Fügt man ein weiteres Proton zu H2 dazu, resultiert H3+, das einfachste mehratomige Ion. Mit diesem einzigen hinzugefügten Proton steigen die Herausforderungen enorm, und zwar sowohl für die Messung der schwachen hohen Oberton-Schwingungsfrequenzen als auch für deren exakte quantentheoretische Berechnung. Obwohl H3+ im interstellaren Raum ein häufiges und chemisch sehr aktives Molekülion ist, kann es im Labor nur in extremer Verdünnung hergestellt werden, zumeist in Entladungsplasmen. Dazu kommt, dass in solchen Umgebungen die Temperatur der H3+-Ionen sehr hoch ist, was zu einem nahezu undurchdringlichen Wald von Frequenzen führt, bei denen diese Ionen zu Schwingungen angeregt werden können. Schließlich hat nur nicht deformiertes kaltes H3+ eine hochsymmetrische dreieckige Form, während das stark deformierte Ion alle Arten von asymmetrischen dreieckigen und selbst lineare Formen annehmen kann.
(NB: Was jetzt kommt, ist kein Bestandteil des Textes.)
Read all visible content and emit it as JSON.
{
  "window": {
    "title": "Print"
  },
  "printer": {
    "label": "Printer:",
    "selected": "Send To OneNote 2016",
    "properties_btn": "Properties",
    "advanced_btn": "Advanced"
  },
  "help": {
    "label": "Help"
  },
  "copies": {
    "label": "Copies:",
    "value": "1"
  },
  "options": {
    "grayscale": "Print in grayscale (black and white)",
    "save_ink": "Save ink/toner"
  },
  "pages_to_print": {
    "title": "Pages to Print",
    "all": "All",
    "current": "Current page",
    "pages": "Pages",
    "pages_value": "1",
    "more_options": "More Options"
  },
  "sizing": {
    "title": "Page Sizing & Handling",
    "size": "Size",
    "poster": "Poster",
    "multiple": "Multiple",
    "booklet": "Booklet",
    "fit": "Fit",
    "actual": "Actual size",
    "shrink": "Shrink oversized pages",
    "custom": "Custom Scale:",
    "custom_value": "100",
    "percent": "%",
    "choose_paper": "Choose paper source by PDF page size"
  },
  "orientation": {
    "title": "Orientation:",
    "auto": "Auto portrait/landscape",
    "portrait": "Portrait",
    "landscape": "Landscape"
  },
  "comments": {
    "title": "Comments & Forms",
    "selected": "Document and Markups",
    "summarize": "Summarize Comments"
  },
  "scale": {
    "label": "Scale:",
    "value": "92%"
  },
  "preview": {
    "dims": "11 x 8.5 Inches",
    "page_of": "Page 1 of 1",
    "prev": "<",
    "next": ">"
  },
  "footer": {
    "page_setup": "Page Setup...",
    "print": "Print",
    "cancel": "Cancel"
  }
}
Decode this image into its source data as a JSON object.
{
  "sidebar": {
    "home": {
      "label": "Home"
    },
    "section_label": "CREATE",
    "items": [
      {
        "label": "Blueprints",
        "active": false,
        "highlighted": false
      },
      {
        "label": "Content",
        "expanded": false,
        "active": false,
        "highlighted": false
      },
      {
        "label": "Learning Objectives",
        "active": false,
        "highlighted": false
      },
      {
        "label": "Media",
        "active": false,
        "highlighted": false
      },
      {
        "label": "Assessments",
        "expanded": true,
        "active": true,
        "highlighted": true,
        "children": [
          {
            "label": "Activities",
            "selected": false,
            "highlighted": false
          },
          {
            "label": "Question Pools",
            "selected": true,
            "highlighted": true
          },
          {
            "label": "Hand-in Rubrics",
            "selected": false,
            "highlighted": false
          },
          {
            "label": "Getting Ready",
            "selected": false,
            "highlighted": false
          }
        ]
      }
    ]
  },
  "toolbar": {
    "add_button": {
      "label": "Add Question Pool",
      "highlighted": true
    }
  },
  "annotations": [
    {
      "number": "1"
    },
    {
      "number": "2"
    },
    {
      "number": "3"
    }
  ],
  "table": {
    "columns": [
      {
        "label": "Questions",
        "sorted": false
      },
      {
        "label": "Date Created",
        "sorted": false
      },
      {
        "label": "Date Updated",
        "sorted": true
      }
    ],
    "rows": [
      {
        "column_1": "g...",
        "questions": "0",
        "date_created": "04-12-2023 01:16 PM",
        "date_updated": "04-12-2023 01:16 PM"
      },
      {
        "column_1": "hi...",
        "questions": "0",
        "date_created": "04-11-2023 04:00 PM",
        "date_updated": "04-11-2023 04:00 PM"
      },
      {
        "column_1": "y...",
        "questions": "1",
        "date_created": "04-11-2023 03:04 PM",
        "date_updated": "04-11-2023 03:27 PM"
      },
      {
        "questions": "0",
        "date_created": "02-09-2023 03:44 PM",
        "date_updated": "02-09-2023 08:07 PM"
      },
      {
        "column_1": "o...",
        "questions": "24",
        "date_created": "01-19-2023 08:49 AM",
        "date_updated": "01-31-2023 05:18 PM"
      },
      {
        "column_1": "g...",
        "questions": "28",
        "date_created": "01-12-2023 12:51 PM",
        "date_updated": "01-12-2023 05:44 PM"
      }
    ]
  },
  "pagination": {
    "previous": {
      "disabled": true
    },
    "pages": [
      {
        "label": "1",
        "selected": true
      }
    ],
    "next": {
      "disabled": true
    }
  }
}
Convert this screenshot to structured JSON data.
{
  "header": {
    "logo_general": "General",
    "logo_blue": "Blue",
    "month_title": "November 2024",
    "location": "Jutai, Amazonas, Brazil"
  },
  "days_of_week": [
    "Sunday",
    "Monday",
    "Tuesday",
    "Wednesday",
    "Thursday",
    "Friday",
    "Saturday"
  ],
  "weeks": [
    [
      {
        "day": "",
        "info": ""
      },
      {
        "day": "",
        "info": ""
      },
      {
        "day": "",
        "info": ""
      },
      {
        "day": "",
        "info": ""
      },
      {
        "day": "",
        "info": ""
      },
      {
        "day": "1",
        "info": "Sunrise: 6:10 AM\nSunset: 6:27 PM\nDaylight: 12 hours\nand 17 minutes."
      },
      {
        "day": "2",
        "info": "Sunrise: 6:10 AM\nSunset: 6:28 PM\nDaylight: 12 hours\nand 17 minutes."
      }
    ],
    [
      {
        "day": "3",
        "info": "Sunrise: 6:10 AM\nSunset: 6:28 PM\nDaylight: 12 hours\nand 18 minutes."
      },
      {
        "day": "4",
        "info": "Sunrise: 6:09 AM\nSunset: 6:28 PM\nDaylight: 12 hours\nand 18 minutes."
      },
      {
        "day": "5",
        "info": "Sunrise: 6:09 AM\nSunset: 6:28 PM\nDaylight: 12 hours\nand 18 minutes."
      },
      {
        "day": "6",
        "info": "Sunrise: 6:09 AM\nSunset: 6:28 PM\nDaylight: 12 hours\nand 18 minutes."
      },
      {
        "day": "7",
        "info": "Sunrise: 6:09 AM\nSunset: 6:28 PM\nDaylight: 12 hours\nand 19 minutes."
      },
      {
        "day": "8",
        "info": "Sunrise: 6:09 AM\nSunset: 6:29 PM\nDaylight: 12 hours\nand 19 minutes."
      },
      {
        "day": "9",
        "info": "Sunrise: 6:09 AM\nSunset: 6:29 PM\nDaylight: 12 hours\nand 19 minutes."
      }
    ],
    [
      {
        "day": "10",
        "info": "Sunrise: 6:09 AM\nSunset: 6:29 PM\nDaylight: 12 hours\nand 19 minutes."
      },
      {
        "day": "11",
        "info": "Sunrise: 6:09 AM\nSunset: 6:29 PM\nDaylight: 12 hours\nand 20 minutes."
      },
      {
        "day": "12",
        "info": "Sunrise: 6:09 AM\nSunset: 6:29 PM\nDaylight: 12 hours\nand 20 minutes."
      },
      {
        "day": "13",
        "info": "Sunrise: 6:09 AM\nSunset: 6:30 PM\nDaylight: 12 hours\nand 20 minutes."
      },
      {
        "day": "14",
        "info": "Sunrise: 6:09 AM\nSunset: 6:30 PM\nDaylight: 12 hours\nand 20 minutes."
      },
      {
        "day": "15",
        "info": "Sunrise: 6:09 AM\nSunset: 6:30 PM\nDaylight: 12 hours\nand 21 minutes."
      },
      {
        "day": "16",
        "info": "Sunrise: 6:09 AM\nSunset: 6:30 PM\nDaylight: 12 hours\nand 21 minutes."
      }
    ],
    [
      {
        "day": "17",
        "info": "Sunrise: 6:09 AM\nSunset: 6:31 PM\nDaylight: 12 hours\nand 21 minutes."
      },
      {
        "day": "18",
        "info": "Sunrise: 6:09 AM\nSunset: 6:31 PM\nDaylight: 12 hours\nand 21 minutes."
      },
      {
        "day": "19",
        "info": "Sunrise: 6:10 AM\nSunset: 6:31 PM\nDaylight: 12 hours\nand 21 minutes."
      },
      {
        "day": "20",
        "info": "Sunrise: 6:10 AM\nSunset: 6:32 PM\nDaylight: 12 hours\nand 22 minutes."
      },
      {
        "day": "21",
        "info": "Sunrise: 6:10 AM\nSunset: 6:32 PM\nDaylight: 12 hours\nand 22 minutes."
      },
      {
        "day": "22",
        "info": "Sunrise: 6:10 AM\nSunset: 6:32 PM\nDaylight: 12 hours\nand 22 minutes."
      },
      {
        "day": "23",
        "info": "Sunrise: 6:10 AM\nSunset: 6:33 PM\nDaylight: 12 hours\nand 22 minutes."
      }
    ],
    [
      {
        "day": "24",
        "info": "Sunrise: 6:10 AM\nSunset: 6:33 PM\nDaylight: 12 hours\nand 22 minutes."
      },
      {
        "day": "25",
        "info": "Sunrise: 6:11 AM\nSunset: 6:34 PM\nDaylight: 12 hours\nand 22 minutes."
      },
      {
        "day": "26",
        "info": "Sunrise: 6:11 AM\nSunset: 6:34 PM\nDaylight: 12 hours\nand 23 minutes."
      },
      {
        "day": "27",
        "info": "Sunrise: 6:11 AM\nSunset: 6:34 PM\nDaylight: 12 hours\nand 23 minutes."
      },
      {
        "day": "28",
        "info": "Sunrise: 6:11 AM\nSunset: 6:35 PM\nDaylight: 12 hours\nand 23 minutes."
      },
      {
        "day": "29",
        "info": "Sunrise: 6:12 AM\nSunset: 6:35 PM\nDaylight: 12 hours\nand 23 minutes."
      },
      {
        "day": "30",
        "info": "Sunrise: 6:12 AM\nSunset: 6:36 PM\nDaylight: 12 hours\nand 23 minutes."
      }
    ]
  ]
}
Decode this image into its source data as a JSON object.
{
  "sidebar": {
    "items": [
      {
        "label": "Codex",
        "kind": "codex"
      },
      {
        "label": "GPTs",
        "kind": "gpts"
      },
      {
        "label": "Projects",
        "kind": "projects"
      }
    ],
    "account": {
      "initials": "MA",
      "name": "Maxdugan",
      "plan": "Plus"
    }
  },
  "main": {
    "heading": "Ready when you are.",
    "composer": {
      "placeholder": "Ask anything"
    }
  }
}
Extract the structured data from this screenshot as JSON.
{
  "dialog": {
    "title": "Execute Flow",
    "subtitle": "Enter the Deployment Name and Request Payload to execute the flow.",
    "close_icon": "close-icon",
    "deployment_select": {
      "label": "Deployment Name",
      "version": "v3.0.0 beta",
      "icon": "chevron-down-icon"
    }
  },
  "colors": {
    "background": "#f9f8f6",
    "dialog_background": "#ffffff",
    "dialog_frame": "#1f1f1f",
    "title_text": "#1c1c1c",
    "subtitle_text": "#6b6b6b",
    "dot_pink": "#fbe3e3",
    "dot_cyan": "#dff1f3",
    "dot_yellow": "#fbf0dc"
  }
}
Die experimentellen Herausforderungen konnten nun am MPI für Kernphysik gemeistert werden. In einer kryogenen Ionenfalle gelingt es seit einiger Zeit, mittels eines Puffergases H3+-Ionen abzukühlen und bei etwa -210°C mit präziser Laserspektroskopie zu untersuchen. In den neuen Experimenten wurde sichtbares Licht anstelle des bisher verwendeten Infrarotlichts eingesetzt, um die Ionen in Schwingungen zu versetzen. So konnten Schwingungen bis zum achten Oberton als extrem schwache Resonanzen angeregt werden. Die Wissenschaftler suchten weite Bereiche rund um die nur ungenau vorhergesagten Frequenzen ab und fanden so erstmals Obertonlinien weit im sichtbaren Spektralbereich.

Die präzise gemessenen Obertonfrequenzen gaben einer internationalen Gruppe von Theoretikern die entscheidenden Hinweise, wie sie ihre quantentheoretischen ab-initio-Berechnungen des H3+-Ions dramatisch verbessern konnten. So zeigen nun zum ersten Mal Messungen und Rechnungen für ein mehratomiges Molekül bis hin zu starker Deformation genaue Übereinstimmung untereinander – dreißig Jahre nachdem dies für das zweiatomige Wasserstoffmolekül gelang.